Congenital nephrogenic diabetes insipidus (CNDI) is a rare inherited disorder characterized by renal tubular insensitivity to the antidiuretic effect of arginine vasopressin (AVP). The clinical characteristics of CNDI include polyuria, polydypsia, fever, vomiting, constipation and repeated episodes of hypernatremic dehydration in early infancy.
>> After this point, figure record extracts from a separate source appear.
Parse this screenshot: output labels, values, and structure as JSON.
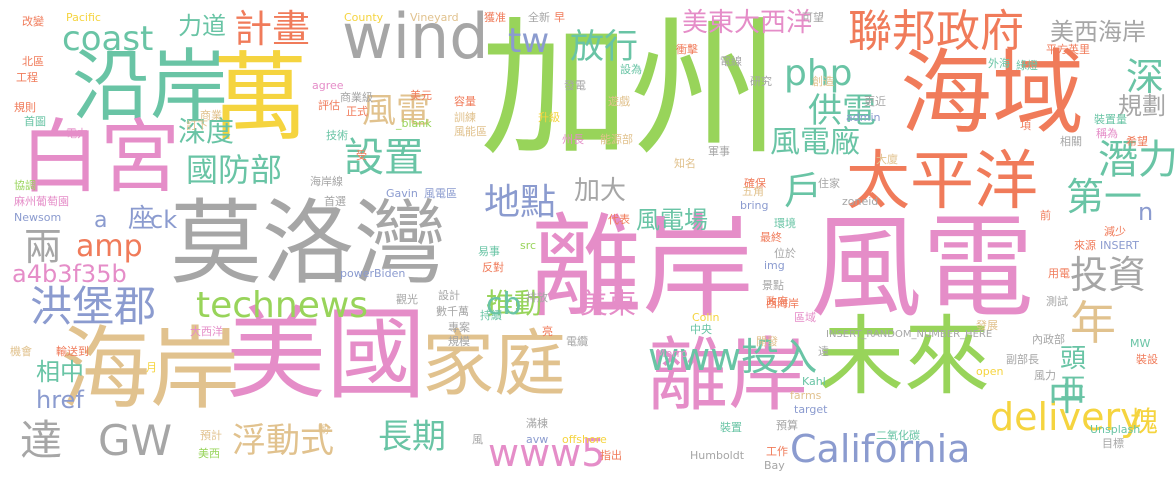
{
  "palette": {
    "green": "#98d45a",
    "pink": "#e58dc8",
    "gray": "#a6a6a6",
    "tan": "#e1c28e",
    "orange": "#f07b5a",
    "teal": "#69c4a5",
    "blue": "#8b9bcf",
    "yellow": "#f5d43f"
  },
  "words": [
    {
      "text": "加州",
      "color": "green"
    },
    {
      "text": "離岸",
      "color": "pink"
    },
    {
      "text": "風電",
      "color": "pink"
    },
    {
      "text": "美國",
      "color": "pink"
    },
    {
      "text": "莫洛灣",
      "color": "gray"
    },
    {
      "text": "海域",
      "color": "orange"
    },
    {
      "text": "萬",
      "color": "yellow"
    },
    {
      "text": "沿岸",
      "color": "teal"
    },
    {
      "text": "白宮",
      "color": "pink"
    },
    {
      "text": "海岸",
      "color": "tan"
    },
    {
      "text": "家庭",
      "color": "tan"
    },
    {
      "text": "未來",
      "color": "green"
    },
    {
      "text": "離岸",
      "color": "pink"
    },
    {
      "text": "太平洋",
      "color": "orange"
    },
    {
      "text": "wind",
      "color": "gray"
    },
    {
      "text": "聯邦政府",
      "color": "orange"
    },
    {
      "text": "計畫",
      "color": "orange"
    },
    {
      "text": "coast",
      "color": "teal"
    },
    {
      "text": "technews",
      "color": "green"
    },
    {
      "text": "洪堡郡",
      "color": "blue"
    },
    {
      "text": "amp",
      "color": "orange"
    },
    {
      "text": "設置",
      "color": "teal"
    },
    {
      "text": "國防部",
      "color": "teal"
    },
    {
      "text": "地點",
      "color": "blue"
    },
    {
      "text": "www投入",
      "color": "teal"
    },
    {
      "text": "www5",
      "color": "pink"
    },
    {
      "text": "delivery",
      "color": "yellow"
    },
    {
      "text": "California",
      "color": "blue"
    },
    {
      "text": "GW",
      "color": "gray"
    },
    {
      "text": "達",
      "color": "gray"
    },
    {
      "text": "浮動式",
      "color": "tan"
    },
    {
      "text": "長期",
      "color": "teal"
    },
    {
      "text": "php",
      "color": "teal"
    },
    {
      "text": "tw",
      "color": "blue"
    },
    {
      "text": "放行",
      "color": "teal"
    },
    {
      "text": "美東大西洋",
      "color": "pink"
    },
    {
      "text": "美西海岸",
      "color": "gray"
    },
    {
      "text": "力道",
      "color": "teal"
    },
    {
      "text": "風電",
      "color": "tan"
    },
    {
      "text": "供電",
      "color": "teal"
    },
    {
      "text": "風電廠",
      "color": "teal"
    },
    {
      "text": "深度",
      "color": "teal"
    },
    {
      "text": "規劃",
      "color": "gray"
    },
    {
      "text": "深",
      "color": "teal"
    },
    {
      "text": "潛力",
      "color": "teal"
    },
    {
      "text": "第一",
      "color": "teal"
    },
    {
      "text": "投資",
      "color": "gray"
    },
    {
      "text": "年",
      "color": "tan"
    },
    {
      "text": "戶",
      "color": "teal"
    },
    {
      "text": "頭",
      "color": "teal"
    },
    {
      "text": "正",
      "color": "teal"
    },
    {
      "text": "中",
      "color": "teal"
    },
    {
      "text": "塊",
      "color": "yellow"
    },
    {
      "text": "加大",
      "color": "gray"
    },
    {
      "text": "風電場",
      "color": "teal"
    },
    {
      "text": "推動",
      "color": "green"
    },
    {
      "text": "美東",
      "color": "pink"
    },
    {
      "text": "cb",
      "color": "teal"
    },
    {
      "text": "a4b3f35b",
      "color": "pink"
    },
    {
      "text": "兩",
      "color": "gray"
    },
    {
      "text": "座",
      "color": "blue"
    },
    {
      "text": "a",
      "color": "blue"
    },
    {
      "text": "ck",
      "color": "blue"
    },
    {
      "text": "相中",
      "color": "teal"
    },
    {
      "text": "href",
      "color": "blue"
    },
    {
      "text": "n",
      "color": "blue"
    },
    {
      "text": "Pacific",
      "color": "yellow"
    },
    {
      "text": "County",
      "color": "yellow"
    },
    {
      "text": "Vineyard",
      "color": "tan"
    },
    {
      "text": "獲准",
      "color": "orange"
    },
    {
      "text": "全新",
      "color": "gray"
    },
    {
      "text": "早",
      "color": "orange"
    },
    {
      "text": "可望",
      "color": "gray"
    },
    {
      "text": "改變",
      "color": "orange"
    },
    {
      "text": "北區",
      "color": "orange"
    },
    {
      "text": "工程",
      "color": "orange"
    },
    {
      "text": "規則",
      "color": "orange"
    },
    {
      "text": "首圖",
      "color": "teal"
    },
    {
      "text": "商業",
      "color": "tan"
    },
    {
      "text": "訂下",
      "color": "tan"
    },
    {
      "text": "電力",
      "color": "pink"
    },
    {
      "text": "協調",
      "color": "green"
    },
    {
      "text": "麻州葡萄園",
      "color": "pink"
    },
    {
      "text": "Newsom",
      "color": "blue"
    },
    {
      "text": "機會",
      "color": "tan"
    },
    {
      "text": "輸送到",
      "color": "orange"
    },
    {
      "text": "agree",
      "color": "pink"
    },
    {
      "text": "商業級",
      "color": "gray"
    },
    {
      "text": "美元",
      "color": "orange"
    },
    {
      "text": "正式",
      "color": "orange"
    },
    {
      "text": "評估",
      "color": "orange"
    },
    {
      "text": "技術",
      "color": "teal"
    },
    {
      "text": "受",
      "color": "orange"
    },
    {
      "text": "_blank",
      "color": "green"
    },
    {
      "text": "風能區",
      "color": "tan"
    },
    {
      "text": "升級",
      "color": "yellow"
    },
    {
      "text": "州長",
      "color": "pink"
    },
    {
      "text": "能源部",
      "color": "tan"
    },
    {
      "text": "發電",
      "color": "gray"
    },
    {
      "text": "容量",
      "color": "orange"
    },
    {
      "text": "訓練",
      "color": "tan"
    },
    {
      "text": "遊戲",
      "color": "tan"
    },
    {
      "text": "設為",
      "color": "teal"
    },
    {
      "text": "衝擊",
      "color": "orange"
    },
    {
      "text": "電線",
      "color": "gray"
    },
    {
      "text": "研究",
      "color": "gray"
    },
    {
      "text": "創造",
      "color": "tan"
    },
    {
      "text": "平方英里",
      "color": "orange"
    },
    {
      "text": "外海",
      "color": "teal"
    },
    {
      "text": "綠燈",
      "color": "teal"
    },
    {
      "text": "更近",
      "color": "gray"
    },
    {
      "text": "admin",
      "color": "blue"
    },
    {
      "text": "裝置量",
      "color": "teal"
    },
    {
      "text": "項",
      "color": "orange"
    },
    {
      "text": "稱為",
      "color": "pink"
    },
    {
      "text": "希望",
      "color": "orange"
    },
    {
      "text": "相關",
      "color": "gray"
    },
    {
      "text": "軍事",
      "color": "gray"
    },
    {
      "text": "知名",
      "color": "tan"
    },
    {
      "text": "確保",
      "color": "orange"
    },
    {
      "text": "大廈",
      "color": "tan"
    },
    {
      "text": "住家",
      "color": "gray"
    },
    {
      "text": "五角",
      "color": "tan"
    },
    {
      "text": "bring",
      "color": "blue"
    },
    {
      "text": "zoneid",
      "color": "gray"
    },
    {
      "text": "前",
      "color": "orange"
    },
    {
      "text": "減少",
      "color": "orange"
    },
    {
      "text": "環境",
      "color": "teal"
    },
    {
      "text": "代表",
      "color": "orange"
    },
    {
      "text": "最終",
      "color": "orange"
    },
    {
      "text": "位於",
      "color": "gray"
    },
    {
      "text": "INSERT",
      "color": "blue"
    },
    {
      "text": "來源",
      "color": "orange"
    },
    {
      "text": "海岸線",
      "color": "gray"
    },
    {
      "text": "首選",
      "color": "gray"
    },
    {
      "text": "Gavin",
      "color": "blue"
    },
    {
      "text": "風電區",
      "color": "blue"
    },
    {
      "text": "易事",
      "color": "teal"
    },
    {
      "text": "反對",
      "color": "orange"
    },
    {
      "text": "src",
      "color": "green"
    },
    {
      "text": "img",
      "color": "blue"
    },
    {
      "text": "景點",
      "color": "gray"
    },
    {
      "text": "政府",
      "color": "orange"
    },
    {
      "text": "用電",
      "color": "orange"
    },
    {
      "text": "powerBiden",
      "color": "blue"
    },
    {
      "text": "觀光",
      "color": "gray"
    },
    {
      "text": "設計",
      "color": "gray"
    },
    {
      "text": "持續",
      "color": "teal"
    },
    {
      "text": "排放",
      "color": "gray"
    },
    {
      "text": "Colin",
      "color": "yellow"
    },
    {
      "text": "西海岸",
      "color": "orange"
    },
    {
      "text": "區域",
      "color": "pink"
    },
    {
      "text": "測試",
      "color": "gray"
    },
    {
      "text": "大西洋",
      "color": "pink"
    },
    {
      "text": "數千萬",
      "color": "gray"
    },
    {
      "text": "專案",
      "color": "gray"
    },
    {
      "text": "亮",
      "color": "orange"
    },
    {
      "text": "中央",
      "color": "teal"
    },
    {
      "text": "開發",
      "color": "tan"
    },
    {
      "text": "INSERT_RANDOM_NUMBER_HERE",
      "color": "gray"
    },
    {
      "text": "發展",
      "color": "tan"
    },
    {
      "text": "內政部",
      "color": "gray"
    },
    {
      "text": "規模",
      "color": "gray"
    },
    {
      "text": "電纜",
      "color": "gray"
    },
    {
      "text": "Morro",
      "color": "pink"
    },
    {
      "text": "MW",
      "color": "teal"
    },
    {
      "text": "裝設",
      "color": "orange"
    },
    {
      "text": "遠",
      "color": "gray"
    },
    {
      "text": "副部長",
      "color": "gray"
    },
    {
      "text": "月",
      "color": "yellow"
    },
    {
      "text": "open",
      "color": "yellow"
    },
    {
      "text": "Kahl",
      "color": "teal"
    },
    {
      "text": "farms",
      "color": "tan"
    },
    {
      "text": "風力",
      "color": "gray"
    },
    {
      "text": "target",
      "color": "blue"
    },
    {
      "text": "目標",
      "color": "gray"
    },
    {
      "text": "預計",
      "color": "tan"
    },
    {
      "text": "喲",
      "color": "tan"
    },
    {
      "text": "滿棟",
      "color": "gray"
    },
    {
      "text": "offshore",
      "color": "yellow"
    },
    {
      "text": "avw",
      "color": "blue"
    },
    {
      "text": "風",
      "color": "gray"
    },
    {
      "text": "美西",
      "color": "green"
    },
    {
      "text": "裝置",
      "color": "teal"
    },
    {
      "text": "預算",
      "color": "gray"
    },
    {
      "text": "二氧化碳",
      "color": "teal"
    },
    {
      "text": "Unsplash",
      "color": "teal"
    },
    {
      "text": "指出",
      "color": "orange"
    },
    {
      "text": "Humboldt",
      "color": "gray"
    },
    {
      "text": "工作",
      "color": "orange"
    },
    {
      "text": "Bay",
      "color": "gray"
    }
  ]
}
Without treatment, mental retardation and failure to thrive may develop1. In the large majority of the cases, NDI is an X-linked recessive disorder caused by mutations in the AVP V2 receptor gene (AVPR2)2,3. In the remaining cases, the disease is autosomal recessive or dominant and for these patients, mutations in the aquaporin 2 gene (AQP2) have been reported. We analyzed 14 probands (the clinical features of the patients are given in Table 1) belonging to 12 families by SSCP and direct sequencing of the AVPR2 and AQP2 genes. We identified 10 mutations of the AVPR2 gene (Table 2a): 6 previously reported mutations: Y205C, H8OR, R337X, R202C, P322S and A147 V5–12, and 4 novel mutations: G107E, W193X, L43P, and 15delC. Three mutations of the AQP2 gene were also identified in two patients (Table 2b): the first patient is homozygous for the R85X mutation and the second is a compound heterozygote for V168M and S216P mutations. Extra-renal responses to infusion of the strong V2 agonist, 1-des-amino-8-D-arginine vasopressin (DDAVP), allowed us to distinguish V2R and AQP2 associated forms of CNDI in three patients. This test also allows us to identify an unexpectedly high urinary osmolality (614 mOsm/kg) in a patient with a P322S mutation of AVPR2 gene and a mild form of CNDI (ie diagnosed at 9 years of age, without previous episodes of hypernatremic dehydration).